One highlight will be in November, when the music series will host Mamadou Diabate, a griot (musician and storyteller) from Mali who lives in Durham. He will demonstrate how to play a kora, a traditional stringed instrument made from a gourd. He will be joined by his 9-year-old son. "The griot tradition is passed down from father to son," Neece says, "and the son is going to bring the little kora he's made and play it."

The Provost's Lecture Series — which is in its third year — this year explores how advances in neuroscience, genomics, robotics and artificial intelligence are changing our notion of "human nature."

 

In November, the series will host Emory University primatologist Frans de Waal, who studies how chimpanzees and monkeys resolve conflicts and the origin of morality and justice among humans.

 

Like Neece, Chia says her series, Wednesdays at the Center, is meant to draw a mix of people to the center to engage in its mission of addressing important contemporary issues.

 

"It's a series that really casts a wide net and attracts different kinds of people to the center," says Chia, who is assistant director of programs and communications at the Franklin Humanities Institute.

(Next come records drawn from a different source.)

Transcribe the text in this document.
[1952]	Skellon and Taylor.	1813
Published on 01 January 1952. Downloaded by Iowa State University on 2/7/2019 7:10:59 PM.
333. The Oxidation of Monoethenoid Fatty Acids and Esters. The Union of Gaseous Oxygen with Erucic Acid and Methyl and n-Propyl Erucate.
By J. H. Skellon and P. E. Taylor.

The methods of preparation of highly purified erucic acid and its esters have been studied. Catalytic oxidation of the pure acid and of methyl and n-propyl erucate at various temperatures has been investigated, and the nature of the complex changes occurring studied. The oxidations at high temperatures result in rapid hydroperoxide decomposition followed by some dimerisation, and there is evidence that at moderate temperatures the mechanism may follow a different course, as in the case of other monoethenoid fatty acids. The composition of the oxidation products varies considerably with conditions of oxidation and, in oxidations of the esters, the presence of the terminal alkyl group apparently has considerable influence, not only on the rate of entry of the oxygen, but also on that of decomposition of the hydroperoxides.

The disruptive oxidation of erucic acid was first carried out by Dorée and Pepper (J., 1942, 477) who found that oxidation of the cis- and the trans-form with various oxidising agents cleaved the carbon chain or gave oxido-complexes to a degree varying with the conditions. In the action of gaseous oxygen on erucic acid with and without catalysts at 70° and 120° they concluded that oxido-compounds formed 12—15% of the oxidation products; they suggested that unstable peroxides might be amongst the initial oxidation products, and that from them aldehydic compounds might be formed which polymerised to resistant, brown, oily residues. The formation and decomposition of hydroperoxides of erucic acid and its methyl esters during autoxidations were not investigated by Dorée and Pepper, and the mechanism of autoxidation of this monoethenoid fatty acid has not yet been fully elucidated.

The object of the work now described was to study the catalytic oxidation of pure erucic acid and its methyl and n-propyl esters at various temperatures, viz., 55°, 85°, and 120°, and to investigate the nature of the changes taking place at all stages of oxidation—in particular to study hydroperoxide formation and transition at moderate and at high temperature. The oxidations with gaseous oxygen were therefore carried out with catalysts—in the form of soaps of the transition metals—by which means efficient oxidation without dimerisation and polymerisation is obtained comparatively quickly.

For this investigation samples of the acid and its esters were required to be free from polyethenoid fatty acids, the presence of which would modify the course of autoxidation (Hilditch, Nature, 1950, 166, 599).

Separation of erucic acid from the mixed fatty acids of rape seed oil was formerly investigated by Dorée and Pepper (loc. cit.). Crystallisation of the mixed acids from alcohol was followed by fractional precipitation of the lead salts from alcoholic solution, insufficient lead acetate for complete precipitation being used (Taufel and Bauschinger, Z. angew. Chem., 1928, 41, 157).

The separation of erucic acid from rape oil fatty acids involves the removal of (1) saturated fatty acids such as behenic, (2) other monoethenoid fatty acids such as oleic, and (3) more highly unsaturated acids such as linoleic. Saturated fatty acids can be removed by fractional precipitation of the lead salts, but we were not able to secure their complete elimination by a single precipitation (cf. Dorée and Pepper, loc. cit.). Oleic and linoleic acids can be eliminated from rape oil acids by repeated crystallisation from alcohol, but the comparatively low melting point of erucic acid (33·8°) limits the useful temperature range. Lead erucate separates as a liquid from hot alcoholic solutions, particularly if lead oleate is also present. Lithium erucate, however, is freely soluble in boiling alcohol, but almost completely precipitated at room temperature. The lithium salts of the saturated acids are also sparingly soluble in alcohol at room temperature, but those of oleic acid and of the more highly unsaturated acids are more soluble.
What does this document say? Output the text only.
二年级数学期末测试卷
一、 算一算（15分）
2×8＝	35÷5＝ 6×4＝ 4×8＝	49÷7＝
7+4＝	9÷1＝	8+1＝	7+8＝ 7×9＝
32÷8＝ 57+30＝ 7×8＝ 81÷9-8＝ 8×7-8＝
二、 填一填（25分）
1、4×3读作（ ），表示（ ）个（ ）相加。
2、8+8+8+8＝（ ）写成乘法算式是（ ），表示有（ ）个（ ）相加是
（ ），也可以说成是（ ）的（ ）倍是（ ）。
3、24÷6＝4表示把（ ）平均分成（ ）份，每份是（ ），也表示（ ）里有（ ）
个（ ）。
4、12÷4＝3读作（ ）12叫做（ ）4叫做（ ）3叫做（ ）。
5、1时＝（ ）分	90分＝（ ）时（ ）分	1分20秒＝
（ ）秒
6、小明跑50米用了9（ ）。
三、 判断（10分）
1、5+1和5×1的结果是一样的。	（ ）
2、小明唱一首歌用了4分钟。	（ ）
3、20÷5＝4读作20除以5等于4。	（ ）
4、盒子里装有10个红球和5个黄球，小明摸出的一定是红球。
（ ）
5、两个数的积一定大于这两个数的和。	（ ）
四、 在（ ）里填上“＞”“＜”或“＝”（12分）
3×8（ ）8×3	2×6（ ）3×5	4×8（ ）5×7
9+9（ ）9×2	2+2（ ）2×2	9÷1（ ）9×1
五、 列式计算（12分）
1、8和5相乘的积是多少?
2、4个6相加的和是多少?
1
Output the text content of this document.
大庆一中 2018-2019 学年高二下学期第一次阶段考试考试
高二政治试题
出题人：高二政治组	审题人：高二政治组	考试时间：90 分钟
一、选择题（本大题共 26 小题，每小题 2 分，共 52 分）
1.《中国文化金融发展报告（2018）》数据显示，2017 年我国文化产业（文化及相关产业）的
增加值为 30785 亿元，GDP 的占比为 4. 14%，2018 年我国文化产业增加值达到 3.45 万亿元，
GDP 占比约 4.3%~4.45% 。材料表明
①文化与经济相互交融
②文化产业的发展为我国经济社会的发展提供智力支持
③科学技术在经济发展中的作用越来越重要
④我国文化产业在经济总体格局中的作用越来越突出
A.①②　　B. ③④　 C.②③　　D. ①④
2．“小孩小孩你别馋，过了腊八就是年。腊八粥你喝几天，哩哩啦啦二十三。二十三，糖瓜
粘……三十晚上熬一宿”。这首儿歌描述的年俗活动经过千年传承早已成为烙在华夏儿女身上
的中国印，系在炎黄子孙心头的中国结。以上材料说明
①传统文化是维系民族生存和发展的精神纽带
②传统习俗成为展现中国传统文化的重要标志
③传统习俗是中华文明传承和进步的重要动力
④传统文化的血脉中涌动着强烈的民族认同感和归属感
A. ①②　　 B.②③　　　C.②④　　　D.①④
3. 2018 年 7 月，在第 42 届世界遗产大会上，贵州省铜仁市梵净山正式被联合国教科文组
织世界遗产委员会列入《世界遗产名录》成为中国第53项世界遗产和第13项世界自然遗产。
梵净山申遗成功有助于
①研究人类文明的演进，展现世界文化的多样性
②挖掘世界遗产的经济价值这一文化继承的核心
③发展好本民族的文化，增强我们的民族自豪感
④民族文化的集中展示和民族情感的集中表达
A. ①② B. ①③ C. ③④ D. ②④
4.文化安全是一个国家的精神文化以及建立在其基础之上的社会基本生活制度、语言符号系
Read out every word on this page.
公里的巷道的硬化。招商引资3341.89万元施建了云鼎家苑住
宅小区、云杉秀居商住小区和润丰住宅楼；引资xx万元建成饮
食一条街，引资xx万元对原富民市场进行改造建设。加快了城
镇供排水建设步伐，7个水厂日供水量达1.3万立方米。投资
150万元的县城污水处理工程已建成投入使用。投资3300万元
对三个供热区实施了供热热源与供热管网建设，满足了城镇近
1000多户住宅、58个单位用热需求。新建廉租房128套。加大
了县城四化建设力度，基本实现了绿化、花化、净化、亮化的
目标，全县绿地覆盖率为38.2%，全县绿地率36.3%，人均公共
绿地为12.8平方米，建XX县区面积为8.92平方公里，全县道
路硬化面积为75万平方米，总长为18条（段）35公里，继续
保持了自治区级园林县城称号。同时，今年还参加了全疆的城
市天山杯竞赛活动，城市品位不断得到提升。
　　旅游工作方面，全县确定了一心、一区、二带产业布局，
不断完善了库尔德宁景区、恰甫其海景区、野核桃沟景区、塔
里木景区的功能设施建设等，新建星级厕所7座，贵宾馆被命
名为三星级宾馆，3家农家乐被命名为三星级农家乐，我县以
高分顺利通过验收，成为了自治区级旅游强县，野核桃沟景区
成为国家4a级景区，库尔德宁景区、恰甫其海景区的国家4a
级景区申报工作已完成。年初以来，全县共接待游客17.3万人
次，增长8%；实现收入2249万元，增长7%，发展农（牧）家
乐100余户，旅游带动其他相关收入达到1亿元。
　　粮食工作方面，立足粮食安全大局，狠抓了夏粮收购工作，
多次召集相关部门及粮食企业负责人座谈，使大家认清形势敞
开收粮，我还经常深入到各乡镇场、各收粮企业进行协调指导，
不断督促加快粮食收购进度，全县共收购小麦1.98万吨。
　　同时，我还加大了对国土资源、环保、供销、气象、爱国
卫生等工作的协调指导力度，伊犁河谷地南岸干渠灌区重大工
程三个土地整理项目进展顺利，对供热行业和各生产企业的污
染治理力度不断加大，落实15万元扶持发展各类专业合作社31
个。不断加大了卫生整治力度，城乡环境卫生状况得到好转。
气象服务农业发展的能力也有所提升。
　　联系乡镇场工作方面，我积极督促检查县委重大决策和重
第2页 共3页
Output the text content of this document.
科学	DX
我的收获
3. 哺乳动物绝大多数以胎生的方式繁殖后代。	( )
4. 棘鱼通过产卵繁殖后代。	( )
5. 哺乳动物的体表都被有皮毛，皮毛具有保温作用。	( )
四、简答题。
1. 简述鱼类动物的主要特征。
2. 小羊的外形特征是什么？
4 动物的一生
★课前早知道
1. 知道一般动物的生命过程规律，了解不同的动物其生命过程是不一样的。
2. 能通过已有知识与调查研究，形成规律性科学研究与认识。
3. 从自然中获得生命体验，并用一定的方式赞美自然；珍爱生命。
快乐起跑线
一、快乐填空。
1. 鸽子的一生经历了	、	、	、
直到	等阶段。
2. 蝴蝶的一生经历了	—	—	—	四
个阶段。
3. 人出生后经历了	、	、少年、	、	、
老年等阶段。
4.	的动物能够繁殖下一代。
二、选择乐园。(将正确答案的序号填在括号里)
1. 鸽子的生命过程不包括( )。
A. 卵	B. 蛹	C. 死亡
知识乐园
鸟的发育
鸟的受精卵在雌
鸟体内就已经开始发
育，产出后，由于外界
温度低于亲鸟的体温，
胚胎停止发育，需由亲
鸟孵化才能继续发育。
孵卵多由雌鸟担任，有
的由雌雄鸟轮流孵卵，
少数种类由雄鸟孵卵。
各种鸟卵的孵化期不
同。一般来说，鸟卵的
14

She co-coordinates the lecture series with Pamela Gutlon, director of operations at the John Hope Franklin Center.

Chia says topics often relate to the arts or humanities, but not always. In September, Yvette Christiansë, a scholar and novelist, will discuss the work of Toni Morrison and the treatment of slavery in American literature.

 

Like the other talks, this lecture offers a chance to hear experts on an engaging topic. And sometimes there's even a free lunch.